La Pléaide

Charles Péguy - Oeuvres poétiques 2
Charles Péguy - Oeuvres poétiques 1
L'histoire de la Pléiade

Péguy, 1941. Une Pléiade pour ne pas se perdre.

La lettre de la Pléiade n° 30
octobre-novembre 2007

Dans le prolongement de la dernière Lettre de la Pléiade, continuons notre enquête sur les premiers auteurs « contemporains » accueillis, de leur vivant ou non, dans la « Bibliothèque de la Pléiade ». Charles Péguy (1873-1914) est l’un d’entre eux.

Ses Œuvres poétiques complètes, soixantième volume de la collection, sont publiées en novembre 1941. Le cas est intéressant : il met en jeu un rapport privilégié avec des ayants droit très impliqués – la veuve et les fils de l’écrivain –, et s’inscrit dans un contexte historique lourd, l’Occupation, mais paradoxalement favorable à la collection comme à l’œuvre. Car ce qui frappe d’abord, c’est la rapidité de mise en œuvre du projet, qui n’est engagé qu’en avril 1940 : on commence juste alors à calibrer le futur volume, c’est-à-dire à évaluer un nombre de pages prévisionnel. Un an et demi plus tard, le livre est en librairie.
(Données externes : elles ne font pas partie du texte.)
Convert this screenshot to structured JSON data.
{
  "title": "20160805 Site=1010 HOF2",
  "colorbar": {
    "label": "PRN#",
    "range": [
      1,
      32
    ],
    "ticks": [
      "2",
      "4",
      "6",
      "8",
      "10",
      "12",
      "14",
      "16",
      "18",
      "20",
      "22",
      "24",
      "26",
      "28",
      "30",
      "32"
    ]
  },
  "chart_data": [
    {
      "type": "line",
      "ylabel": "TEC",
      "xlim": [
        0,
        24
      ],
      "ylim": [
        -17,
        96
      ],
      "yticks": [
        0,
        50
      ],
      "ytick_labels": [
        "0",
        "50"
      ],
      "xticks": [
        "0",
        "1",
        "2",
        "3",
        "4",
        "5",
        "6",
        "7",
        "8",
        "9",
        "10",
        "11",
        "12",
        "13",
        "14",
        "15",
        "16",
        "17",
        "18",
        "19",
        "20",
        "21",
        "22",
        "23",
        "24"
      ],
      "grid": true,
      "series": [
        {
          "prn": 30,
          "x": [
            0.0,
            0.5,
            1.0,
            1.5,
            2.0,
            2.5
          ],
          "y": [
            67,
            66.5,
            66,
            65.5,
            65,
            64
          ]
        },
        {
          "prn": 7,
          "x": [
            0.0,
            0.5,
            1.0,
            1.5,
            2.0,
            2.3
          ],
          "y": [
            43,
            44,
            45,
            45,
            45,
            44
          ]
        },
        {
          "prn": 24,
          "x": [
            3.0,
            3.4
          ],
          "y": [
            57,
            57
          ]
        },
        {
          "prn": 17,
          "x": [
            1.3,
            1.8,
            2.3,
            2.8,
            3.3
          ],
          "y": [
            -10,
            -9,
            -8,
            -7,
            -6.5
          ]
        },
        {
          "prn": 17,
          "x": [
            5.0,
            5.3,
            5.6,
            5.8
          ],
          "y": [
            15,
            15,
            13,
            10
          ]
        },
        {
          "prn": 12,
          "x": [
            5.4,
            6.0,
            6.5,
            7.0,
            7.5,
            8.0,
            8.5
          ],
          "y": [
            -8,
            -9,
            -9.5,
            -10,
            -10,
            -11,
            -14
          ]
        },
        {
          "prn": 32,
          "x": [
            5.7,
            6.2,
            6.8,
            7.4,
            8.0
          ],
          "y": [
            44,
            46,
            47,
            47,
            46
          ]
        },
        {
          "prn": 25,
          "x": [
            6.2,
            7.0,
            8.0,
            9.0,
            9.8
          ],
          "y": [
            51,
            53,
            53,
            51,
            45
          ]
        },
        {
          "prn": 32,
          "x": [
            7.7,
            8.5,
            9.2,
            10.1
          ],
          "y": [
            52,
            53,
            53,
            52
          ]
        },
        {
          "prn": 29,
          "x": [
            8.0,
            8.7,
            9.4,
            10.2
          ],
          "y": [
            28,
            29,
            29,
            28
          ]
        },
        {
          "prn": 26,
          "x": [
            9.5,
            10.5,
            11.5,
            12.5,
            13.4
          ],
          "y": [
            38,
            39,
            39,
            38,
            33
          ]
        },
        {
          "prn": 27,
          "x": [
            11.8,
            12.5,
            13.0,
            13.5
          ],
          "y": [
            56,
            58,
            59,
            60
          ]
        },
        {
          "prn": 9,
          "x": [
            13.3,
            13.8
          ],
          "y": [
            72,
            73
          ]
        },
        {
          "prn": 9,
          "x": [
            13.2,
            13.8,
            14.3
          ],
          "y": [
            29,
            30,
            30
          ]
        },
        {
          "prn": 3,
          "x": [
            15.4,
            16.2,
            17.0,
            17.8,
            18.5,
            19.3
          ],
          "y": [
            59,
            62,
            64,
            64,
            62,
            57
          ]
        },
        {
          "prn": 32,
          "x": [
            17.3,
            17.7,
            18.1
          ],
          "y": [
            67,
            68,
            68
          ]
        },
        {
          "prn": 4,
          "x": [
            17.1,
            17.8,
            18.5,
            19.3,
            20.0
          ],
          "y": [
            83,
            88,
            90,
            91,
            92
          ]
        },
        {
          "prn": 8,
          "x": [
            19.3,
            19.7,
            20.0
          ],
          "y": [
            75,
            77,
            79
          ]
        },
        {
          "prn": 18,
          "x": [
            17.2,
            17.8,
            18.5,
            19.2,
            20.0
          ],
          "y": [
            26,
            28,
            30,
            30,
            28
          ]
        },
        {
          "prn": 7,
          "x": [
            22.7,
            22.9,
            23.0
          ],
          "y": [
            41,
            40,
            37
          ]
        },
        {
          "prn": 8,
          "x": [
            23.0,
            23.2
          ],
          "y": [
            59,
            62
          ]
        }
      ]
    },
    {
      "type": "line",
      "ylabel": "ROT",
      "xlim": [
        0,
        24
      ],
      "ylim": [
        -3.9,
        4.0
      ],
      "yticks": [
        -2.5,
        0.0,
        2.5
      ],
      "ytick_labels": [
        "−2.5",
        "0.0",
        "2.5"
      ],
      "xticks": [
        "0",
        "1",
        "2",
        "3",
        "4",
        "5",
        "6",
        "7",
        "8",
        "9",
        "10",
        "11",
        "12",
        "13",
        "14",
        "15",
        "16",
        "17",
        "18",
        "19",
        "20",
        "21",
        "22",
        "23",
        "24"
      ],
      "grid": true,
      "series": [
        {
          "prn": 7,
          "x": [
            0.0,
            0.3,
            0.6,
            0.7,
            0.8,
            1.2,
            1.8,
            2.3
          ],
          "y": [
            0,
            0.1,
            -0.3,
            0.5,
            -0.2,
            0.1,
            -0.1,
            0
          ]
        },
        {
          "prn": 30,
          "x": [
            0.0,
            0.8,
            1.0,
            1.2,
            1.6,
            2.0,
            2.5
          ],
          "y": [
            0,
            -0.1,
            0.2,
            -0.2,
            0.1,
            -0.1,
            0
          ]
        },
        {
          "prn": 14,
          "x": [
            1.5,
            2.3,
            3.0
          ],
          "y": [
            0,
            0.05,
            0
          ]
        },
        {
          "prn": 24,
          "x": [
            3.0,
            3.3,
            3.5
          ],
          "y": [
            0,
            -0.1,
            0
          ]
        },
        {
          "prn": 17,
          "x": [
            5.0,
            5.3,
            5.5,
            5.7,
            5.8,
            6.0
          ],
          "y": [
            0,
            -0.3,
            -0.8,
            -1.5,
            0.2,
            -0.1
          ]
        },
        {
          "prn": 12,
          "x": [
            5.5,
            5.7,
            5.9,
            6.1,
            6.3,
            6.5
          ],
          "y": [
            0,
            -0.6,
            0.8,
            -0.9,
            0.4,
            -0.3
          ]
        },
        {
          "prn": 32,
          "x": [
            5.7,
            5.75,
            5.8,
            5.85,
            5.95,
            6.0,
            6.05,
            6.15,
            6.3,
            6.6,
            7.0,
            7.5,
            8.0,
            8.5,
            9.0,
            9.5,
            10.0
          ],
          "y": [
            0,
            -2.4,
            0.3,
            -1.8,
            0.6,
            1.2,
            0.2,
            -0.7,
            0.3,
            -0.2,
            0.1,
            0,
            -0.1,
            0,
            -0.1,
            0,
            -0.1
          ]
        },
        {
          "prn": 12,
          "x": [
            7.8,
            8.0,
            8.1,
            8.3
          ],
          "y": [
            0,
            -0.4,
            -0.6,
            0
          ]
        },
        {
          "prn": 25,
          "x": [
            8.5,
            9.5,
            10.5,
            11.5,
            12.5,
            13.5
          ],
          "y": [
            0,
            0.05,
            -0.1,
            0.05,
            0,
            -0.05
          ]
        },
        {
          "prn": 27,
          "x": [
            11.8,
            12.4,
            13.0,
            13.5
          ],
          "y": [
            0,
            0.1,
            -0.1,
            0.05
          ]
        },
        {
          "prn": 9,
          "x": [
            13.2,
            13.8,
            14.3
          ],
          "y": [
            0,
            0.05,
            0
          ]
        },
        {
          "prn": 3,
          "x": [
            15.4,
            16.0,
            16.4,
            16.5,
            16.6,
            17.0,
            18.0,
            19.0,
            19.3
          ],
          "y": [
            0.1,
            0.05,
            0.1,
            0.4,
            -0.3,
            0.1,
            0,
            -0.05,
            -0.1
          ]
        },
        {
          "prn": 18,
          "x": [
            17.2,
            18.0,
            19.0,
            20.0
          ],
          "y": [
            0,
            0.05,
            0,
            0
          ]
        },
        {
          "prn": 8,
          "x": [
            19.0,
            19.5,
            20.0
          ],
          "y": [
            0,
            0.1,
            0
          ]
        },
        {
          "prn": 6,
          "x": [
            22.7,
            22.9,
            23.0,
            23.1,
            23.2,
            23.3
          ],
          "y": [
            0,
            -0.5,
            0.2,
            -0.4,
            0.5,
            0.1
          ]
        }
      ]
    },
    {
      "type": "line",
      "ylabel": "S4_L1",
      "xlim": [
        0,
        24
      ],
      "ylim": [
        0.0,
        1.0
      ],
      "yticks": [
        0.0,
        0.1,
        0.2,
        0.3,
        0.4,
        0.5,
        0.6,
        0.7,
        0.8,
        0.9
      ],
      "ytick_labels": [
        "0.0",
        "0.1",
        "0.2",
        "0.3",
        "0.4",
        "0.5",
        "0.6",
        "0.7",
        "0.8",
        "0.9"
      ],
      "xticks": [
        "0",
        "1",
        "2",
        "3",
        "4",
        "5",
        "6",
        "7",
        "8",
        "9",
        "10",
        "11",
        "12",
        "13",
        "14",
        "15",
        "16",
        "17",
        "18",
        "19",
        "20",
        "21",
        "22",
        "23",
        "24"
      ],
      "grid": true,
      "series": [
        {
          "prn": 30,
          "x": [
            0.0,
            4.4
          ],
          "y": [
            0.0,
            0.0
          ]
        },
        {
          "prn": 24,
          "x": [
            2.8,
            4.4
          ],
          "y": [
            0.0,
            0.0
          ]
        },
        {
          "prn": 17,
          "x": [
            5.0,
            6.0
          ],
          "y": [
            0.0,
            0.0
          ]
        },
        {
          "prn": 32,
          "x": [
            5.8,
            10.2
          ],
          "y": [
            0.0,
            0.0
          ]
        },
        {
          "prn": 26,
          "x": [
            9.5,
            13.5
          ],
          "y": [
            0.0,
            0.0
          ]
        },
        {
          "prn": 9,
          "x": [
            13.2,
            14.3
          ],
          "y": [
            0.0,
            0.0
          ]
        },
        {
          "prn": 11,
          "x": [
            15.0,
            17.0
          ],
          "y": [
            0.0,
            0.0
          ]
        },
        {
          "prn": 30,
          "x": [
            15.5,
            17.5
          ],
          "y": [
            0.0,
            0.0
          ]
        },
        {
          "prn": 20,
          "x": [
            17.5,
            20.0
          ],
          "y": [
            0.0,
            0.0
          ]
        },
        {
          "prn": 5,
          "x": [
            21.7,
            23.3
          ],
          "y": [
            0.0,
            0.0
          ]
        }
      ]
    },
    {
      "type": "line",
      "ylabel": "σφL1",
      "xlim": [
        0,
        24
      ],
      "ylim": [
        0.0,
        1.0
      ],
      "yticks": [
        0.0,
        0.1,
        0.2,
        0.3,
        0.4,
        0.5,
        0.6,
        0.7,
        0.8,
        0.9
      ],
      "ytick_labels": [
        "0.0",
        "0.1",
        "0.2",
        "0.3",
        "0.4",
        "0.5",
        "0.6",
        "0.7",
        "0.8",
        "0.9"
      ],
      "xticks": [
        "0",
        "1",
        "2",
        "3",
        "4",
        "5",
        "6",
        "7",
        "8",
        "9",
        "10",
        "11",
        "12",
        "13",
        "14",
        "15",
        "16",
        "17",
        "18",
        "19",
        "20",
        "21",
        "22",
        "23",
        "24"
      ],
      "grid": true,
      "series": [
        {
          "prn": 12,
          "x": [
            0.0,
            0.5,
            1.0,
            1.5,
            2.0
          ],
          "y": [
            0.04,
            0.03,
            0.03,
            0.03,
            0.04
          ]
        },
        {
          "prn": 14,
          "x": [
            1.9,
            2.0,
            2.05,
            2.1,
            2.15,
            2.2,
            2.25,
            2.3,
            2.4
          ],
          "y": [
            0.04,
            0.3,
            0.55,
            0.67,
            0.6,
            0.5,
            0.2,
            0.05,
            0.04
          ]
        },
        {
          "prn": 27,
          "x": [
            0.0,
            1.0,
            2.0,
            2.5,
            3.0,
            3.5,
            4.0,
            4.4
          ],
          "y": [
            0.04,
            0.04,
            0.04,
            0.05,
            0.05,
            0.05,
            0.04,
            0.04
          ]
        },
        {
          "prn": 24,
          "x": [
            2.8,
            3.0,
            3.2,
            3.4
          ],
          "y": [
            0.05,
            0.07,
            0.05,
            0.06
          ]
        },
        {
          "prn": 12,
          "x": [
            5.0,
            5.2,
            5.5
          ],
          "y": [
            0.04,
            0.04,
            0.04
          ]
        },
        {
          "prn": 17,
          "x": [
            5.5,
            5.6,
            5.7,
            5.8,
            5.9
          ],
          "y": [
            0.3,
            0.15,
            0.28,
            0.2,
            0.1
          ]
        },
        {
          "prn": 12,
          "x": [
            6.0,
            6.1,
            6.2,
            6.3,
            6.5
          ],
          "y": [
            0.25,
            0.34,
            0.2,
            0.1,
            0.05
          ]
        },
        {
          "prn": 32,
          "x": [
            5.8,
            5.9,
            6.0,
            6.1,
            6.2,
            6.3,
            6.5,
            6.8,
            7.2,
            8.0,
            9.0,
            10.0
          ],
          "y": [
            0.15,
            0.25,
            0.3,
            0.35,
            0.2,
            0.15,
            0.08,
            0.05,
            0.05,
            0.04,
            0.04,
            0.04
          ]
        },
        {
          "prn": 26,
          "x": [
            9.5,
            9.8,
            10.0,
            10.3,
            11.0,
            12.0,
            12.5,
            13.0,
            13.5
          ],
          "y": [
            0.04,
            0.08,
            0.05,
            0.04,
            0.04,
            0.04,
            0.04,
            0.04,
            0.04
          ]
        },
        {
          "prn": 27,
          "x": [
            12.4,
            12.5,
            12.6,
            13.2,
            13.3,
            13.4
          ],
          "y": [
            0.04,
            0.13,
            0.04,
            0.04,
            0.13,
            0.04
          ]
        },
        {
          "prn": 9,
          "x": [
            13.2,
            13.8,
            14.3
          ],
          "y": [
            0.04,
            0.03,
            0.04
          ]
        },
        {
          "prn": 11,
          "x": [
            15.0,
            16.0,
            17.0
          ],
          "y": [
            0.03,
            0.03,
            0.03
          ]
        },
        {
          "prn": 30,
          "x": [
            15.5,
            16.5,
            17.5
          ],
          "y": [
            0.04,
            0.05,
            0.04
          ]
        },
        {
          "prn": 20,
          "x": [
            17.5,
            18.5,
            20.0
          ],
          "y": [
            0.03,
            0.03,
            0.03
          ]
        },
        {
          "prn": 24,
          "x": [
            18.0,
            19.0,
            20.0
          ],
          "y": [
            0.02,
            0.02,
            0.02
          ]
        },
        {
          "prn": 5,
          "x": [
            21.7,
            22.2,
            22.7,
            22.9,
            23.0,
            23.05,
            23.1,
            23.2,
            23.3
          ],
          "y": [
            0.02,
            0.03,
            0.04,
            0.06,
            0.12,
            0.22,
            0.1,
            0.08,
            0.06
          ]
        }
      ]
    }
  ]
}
Comment cela fut-il possible et pourquoi un tel empressement ?

La maison Gallimard bénéficie alors d’un avantage important : elle a entrepris au lendemain de la mort de Péguy la réunion de son œuvre en vingt volumes ; le premier paraît en 1916 (le dernier en 1955) et les tomes concernant l’œuvre poétique (V, VI et VII) ont paru avant-guerre. Le travail de préparation de la Pléiade est donc simplifié. Un tel avantage justifie a posteriori le fait que la Pléiade se soit adossée, en 1933, à la NRF : comment la collection aurait-elle pu entreprendre seule, sinon, de telles réalisations autour d’auteurs du XXe siècle ? L’argument deviendra majeur après-guerre.
L’existence simultanée de deux séries d’œuvres complètes sous la même enseigne, même si la Pléiade se limite alors aux seuls textes poétiques, n’est pas une difficulté ; l’une ne nuit pas à l’autre, tant la singularité de chacune est forte. Tandis que les volumes de l’édition monumentale ne s’adressent qu’à un public restreint, la Pléiade, dont les tirages sont bien plus élevés, offre au contraire la possibilité d’une diffusion nettement plus large. De fait, le choix de reprendre les œuvres en Pléiade renvoie à un double souhait : d’une part répondre à une demande forte, d’autre part rendre disponibles des textes inédits, ignorés de l’édition précédente.

La période est en effet plus que favorable à Péguy. Son œuvre de patriote humaniste, incarnant les valeurs d’une France catholique, paysanne et laborieuse, suscite un véritable engouement à la veille et au commencement du conflit. Les Français s’y reconnaissent, qui se sentent menacés dans leur intégrité. Les nombreux hommages publiés en 1939, à l’occasion du vingt-cinquième anniversaire de la bataille de la Marne – qui est aussi celui de la mort de l’écrivain sur le front à Villeroy –, en témoignent. À la NRF, on s’efforce d’accompagner ce mouvement. Gaston Gallimard sollicite en 1939 Francois Porché, le futur préfacier de la Pléiade, afin d’obtenir de lui un essai sur l’auteur de Présentation de la Beauce ; collaborateur régulier des Cahiers de la Quinzaine, il avait été proche de Péguy.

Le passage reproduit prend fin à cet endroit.